FEITO NO BRASIL – BORN LOCAL Grafite geht gemeinsam mit Roland Clement in einem Volkswagen Typ 2 „Sambabus" von 1966 an den Start der HBK 2019 / Foto: VfL Wolfsburg

• „Feito no Brasil – Born Local“: Autostadt führt Brasilien als Schwerpunktthema fort
• Fußballstar und VfL Wolfsburg-Markenbotschafter Grafite fährt Volkswagen Typ 2 „Sambabus“
• Teilnehmerfeld macht am 30. August Zwischenstopp in der Autostadt
Wolfsburg (WB/Autostadt) – Von Berlin über Wolfsburg nach Hamburg: Die zwölfte Auflage der größten Oldtimer Rallye Norddeutschlands startet am Donnerstag, den 29. August und steht für die Autostadt in Wolfsburg unter dem Motto „Feito no Brasil – Born Local“.
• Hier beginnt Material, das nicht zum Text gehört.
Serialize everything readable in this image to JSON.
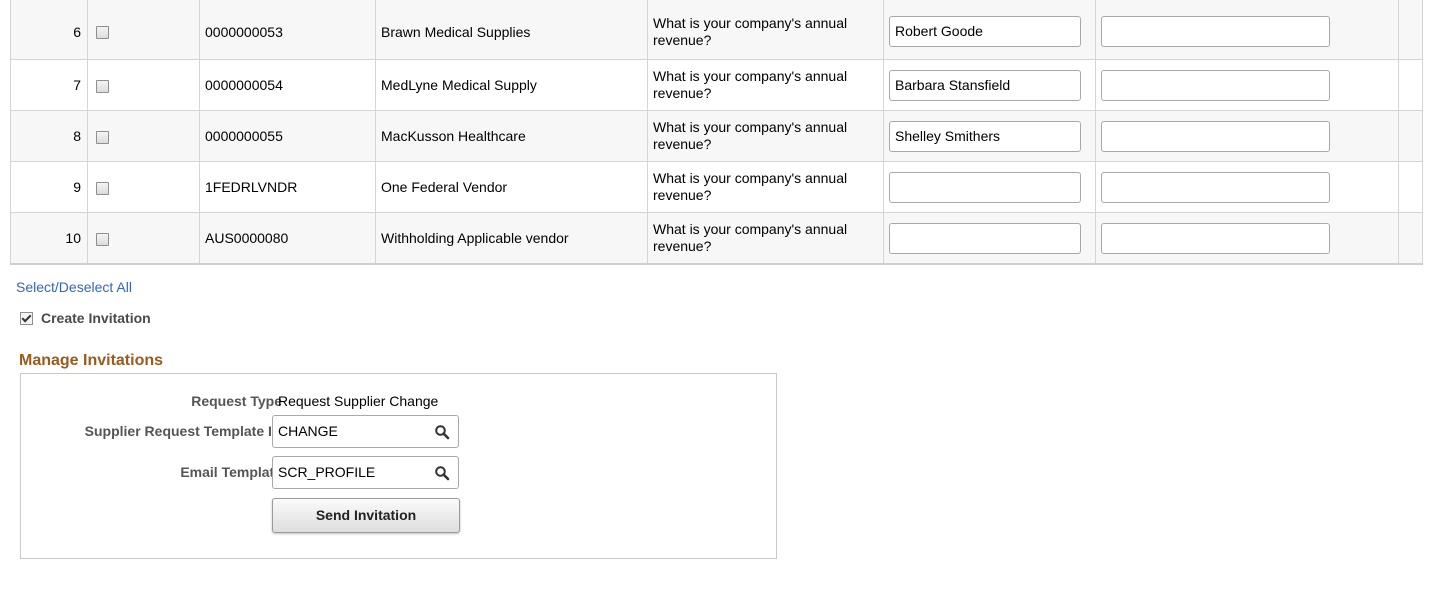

Nach den Classic Days am Schloss Dyck und der Rallye Sachsen Classic setzt die Autostadt das diesjährige Schwerpunktthema „Brasilien“ fort und ist zudem erstmals seit 2017 wieder Etappenziel der traditionsreichen Rallye.
„Born Local“ gilt besonders für Edinaldo Batista Libânio, besser bekannt als Grafite. Der gebürtige Brasilianer und Markenbotschafter des VfL Wolfsburg wurde 2009 mit den „Wölfen“ Deutscher Fußballmeister, Torschützenkönig sowie Deutschlands Fußballer des Jahres. Gemeinsam mit Roland Clement, Vorsitzender der Geschäftsführung der Autostadt, geht er in einem Volkswagen Typ 2 „Sambabus“ von 1966 an den Start. „Die
Fußballschuhe gegen das Lenkrad zu tauschen, ist für mich zunächst etwas ungewohnt. Das Lesen eines Roadbooks ebenso – auf beides bin ich sehr gespannt. Ich bin guter Dinge und freue mich auf viele tolle Erfahrungen und spannende Erlebnisse“, so Grafite.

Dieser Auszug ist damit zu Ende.